Researchers widely use DNA to identify invertebrate diets, and previous studies have detected vertebrate DNA inside bloodsucking tsetse flies, mosquitoes, and ticks. Last year, scientists in Denmark showed that terrestrial leeches can be used similarly to sample an area's fauna, though they feast on fewer species than do carrion flies, don't travel as far in search of prey, and live in only certain habitats. Nevertheless, Calvignac-Spencer and colleagues write that they envision a "toolbox" of invertebrate surveyors that researchers could choose from depending on the habitat that they're studying and the kinds of animals that they're looking for.
The technique is likely to be very powerful and has numerous potential applications, including the study of endangered species, which is often difficult because of regulations and permitting requirements, says Natalia Ivanova, lead DNA scientist with the Canadian Centre for DNA Barcoding in Guelph.

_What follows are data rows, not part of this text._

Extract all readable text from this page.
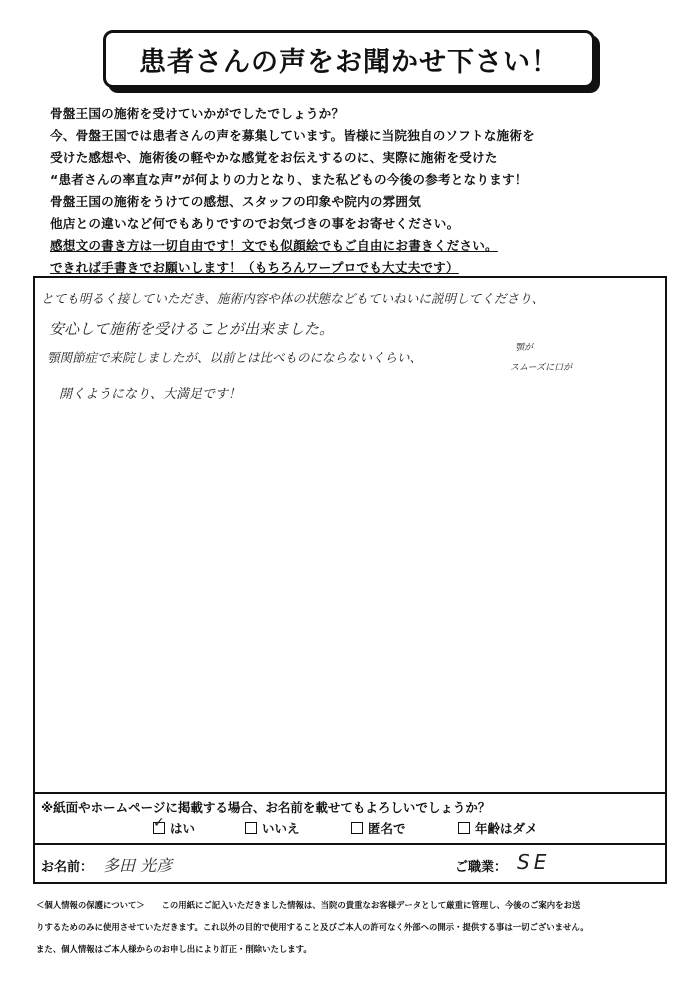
患者さんの声をお聞かせ下さい！
骨盤王国の施術を受けていかがでしたでしょうか？
今、骨盤王国では患者さんの声を募集しています。皆様に当院独自のソフトな施術を
受けた感想や、施術後の軽やかな感覚をお伝えするのに、実際に施術を受けた
“患者さんの率直な声”が何よりの力となり、また私どもの今後の参考となります！
骨盤王国の施術をうけての感想、スタッフの印象や院内の雰囲気
他店との違いなど何でもありですのでお気づきの事をお寄せください。
感想文の書き方は一切自由です！文でも似顔絵でもご自由にお書きください。
できれば手書きでお願いします！（もちろんワープロでも大丈夫です）
とても明るく接していただき、施術内容や体の状態などもていねいに説明してくださり、
安心して施術を受けることが出来ました。
顎関節症で来院しましたが、以前とは比べものにならないくらい、
顎が
スムーズに口が
開くようになり、大満足です！
※紙面やホームページに掲載する場合、お名前を載せてもよろしいでしょうか？
✓ はい	いいえ	匿名で	年齢はダメ
お名前： 多田 光彦	ご職業： SE
＜個人情報の保護について＞　　この用紙にご記入いただきました情報は、当院の貴重なお客様データとして厳重に管理し、今後のご案内をお送
りするためのみに使用させていただきます。これ以外の目的で使用すること及びご本人の許可なく外部への開示・提供する事は一切ございません。
また、個人情報はご本人様からのお申し出により訂正・削除いたします。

To sequence DNA, the approach relies in part on an advanced technique known as next-generation sequencing, which is becoming increasingly widespread and affordable. "The ability to use invertebrate DNA for detection of host DNA will become more and more popular," she predicts.
Equally impressed with the approach's potential is Alfried Vogler, a molecular systematist at Imperial College London. If it can be modified to rely entirely on next-generation sequencing technology, he says, researchers should theoretically be able to identify not just which species are dying, but also which pathogens killed them. Additionally, although carrion flies mainly home in on large animal carcasses, other invertebrate surveyors could help scientists study different ecosystem layers—for instance, carrion beetles, which feast on smaller carcasses, including those of birds. And forensic scientists could potentially use the technique to uncover human corpses. "It's just amazing what you could do with it in principle," Vogler says.